Les Américains ont accepté sans trop broncher de patienter dans de longues files, de jeter leurs bouteilles d'eau ou de parfum à la poubelle et de se déchausser avant de franchir les détecteurs de métaux dans les aéroports de leur pays. Après tout, ne doivent-ils pas endurer quelques inconvénients afin de voyager en sécurité dans l'après-11 septembre 2001?

La réponse semblait évidente jusqu'à ce que l'administration de la sécurité des transports (TSA) mette en application de nouveaux contrôles dans les aéroports comprenant des scanners corporels et des fouilles au corps plus que pointilleuses. Trois semaines plus tard, les États-Unis sont le théâtre d'un mouvement de contestation contre ces mesures qui a son héros, John Tyner, informaticien de 31 ans, et son slogan, «Don't Touch My Junk», que l'on pourrait traduire par «Touche pas à mes bijoux de famille».

C'est à peu près ce que Tyner a déclaré le samedi 13 novembre à un agent de la TSA. Celui-ci venait de lui décrire la palpation «renforcée», y compris de ses parties intimes, qu'il devait subir en raison de son refus légal de se soumettre à un des scanners corporels de l'aéroport de San Diego.
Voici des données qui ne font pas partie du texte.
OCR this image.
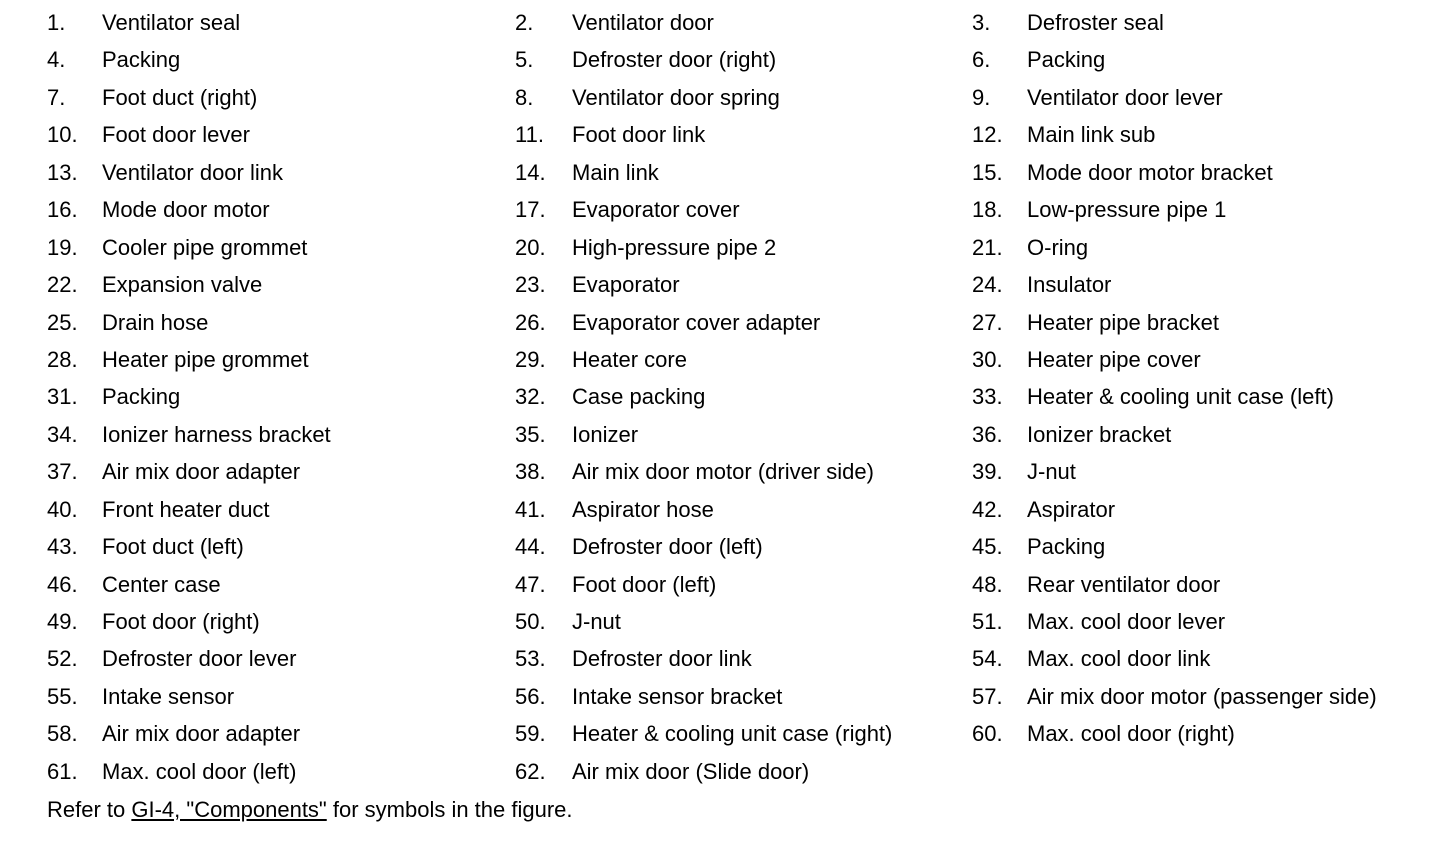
1. Ventilator seal	2. Ventilator door	3. Defroster seal
4. Packing	5. Defroster door (right)	6. Packing
7. Foot duct (right)	8. Ventilator door spring	9. Ventilator door lever
10. Foot door lever	11. Foot door link	12. Main link sub
13. Ventilator door link	14. Main link	15. Mode door motor bracket
16. Mode door motor	17. Evaporator cover	18. Low-pressure pipe 1
19. Cooler pipe grommet	20. High-pressure pipe 2	21. O-ring
22. Expansion valve	23. Evaporator	24. Insulator
25. Drain hose	26. Evaporator cover adapter	27. Heater pipe bracket
28. Heater pipe grommet	29. Heater core	30. Heater pipe cover
31. Packing	32. Case packing	33. Heater & cooling unit case (left)
34. Ionizer harness bracket	35. Ionizer	36. Ionizer bracket
37. Air mix door adapter	38. Air mix door motor (driver side)	39. J-nut
40. Front heater duct	41. Aspirator hose	42. Aspirator
43. Foot duct (left)	44. Defroster door (left)	45. Packing
46. Center case	47. Foot door (left)	48. Rear ventilator door
49. Foot door (right)	50. J-nut	51. Max. cool door lever
52. Defroster door lever	53. Defroster door link	54. Max. cool door link
55. Intake sensor	56. Intake sensor bracket	57. Air mix door motor (passenger side)
58. Air mix door adapter	59. Heater & cooling unit case (right)	60. Max. cool door (right)
61. Max. cool door (left)	62. Air mix door (Slide door)
Refer to GI-4, "Components" for symbols in the figure.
«Si tu touches à mes (bijoux de famille), je te fais arrêter», a déclaré Tyner à l'agent de la TSA, tout en filmant discrètement la scène avec son téléphone portable.

L'agent de la TSA a aussitôt appelé un superviseur, qui a convaincu Tyner de rentrer sagement chez lui à la suite de son refus de se plier aux nouveaux contrôles. Peu après son retour à la maison, l'informaticien a publié sur son blogue la vidéo de sa confrontation avec l'agent de la TSA, vidéo qui a connu un succès viral sur l'internet et cristallisé la colère de plusieurs Américains à l'égard des scanners et des fouilles au corps assorties d'une palpation «renforcée».

La controverse ne pouvait tomber à un pire moment pour la TSA, qui devra affronter cette semaine une hausse de fréquentation liée au congé de Thanksgiving. Comme si cela ne suffisait pas, un mouvement de boycottage des scanners corporels, lancé sur l'internet et baptisé «National Opt-Out Day», doit avoir lieu la veille de cette fête, mercredi, qui est l'une des journées les plus occupées de l'année dans les transports aux États-Unis.

Les participants au mouvement sont appelés à refuser de se soumettre aux scanners, histoire de causer des délais en forçant les agents de sécurité à multiplier les fouilles au corps.

Devant les tribunaux

Divers groupes et individus ont également déclenché une bataille juridique contre les scanners. Selon eux, ces équipements violent le quatrième amendement de la Constitution qui met les citoyens à l'abri des «perquisitions et saisies non motivées». Installés dans 65 aéroports américains, les scanners corporels permettent aux agents de la TSA de voir les parties génitales des personnes qui s'y soumettent.

La palpation renforcée a aussi engendré des poursuites contre la TSA. Une hôtesse de l'air de Caroline-du-Nord a notamment retenu les services d'un avocat après une fouille corporelle au cours de laquelle une agente de sécurité aurait mis la main sur son sein et demandé: «Qu'est-ce que c'est ça?»

«J'ai répondu: c'est une prothèse parce que j'ai eu un cancer du sein», a raconté l'hôtesse de l'air, Cathy Bossy, à une chaîne de télévision de Caroline-du-Nord.

L'agente de la TSA lui aurait répondu: «Eh bien, vous allez devoir me montrer ça.»

À Washington, la controverse autour des nouveaux contrôles a incité des élus républicains à réclamer la révision des efforts de la TSA pour améliorer la sécurité. Dans une lettre à l'administrateur de cette agence, John Pistole, les représentants John Mica et Thomas Mica ont jugé inefficace le fait de «considérer chaque passager comme un suspect ou un criminel».

Pistole a défendu les nouvelles mesures de sécurité en évoquant les informations que la TSA reçoit sur la façon dont Al-Qaïda et ses alliés veulent s'y prendre pour provoquer l'écrasement d'avions de ligne ou cargos.

Il a cependant dû reculer vendredi face à la rébellion des pilotes d'avions commerciaux, qui ont protesté contre le fait d'être soumis comme les passagers aux nouveaux contrôles plus serrés. Les pilotes auront donc droit à un processus accéléré.

Quant aux fouilles auxquelles les passagers doivent se soumettre, elles seront «aussi peu envahissantes que possible», a promis hier l'administrateur de la TSA dans un communiqué. Il reste à savoir comment cette concession se traduira dans la réalité.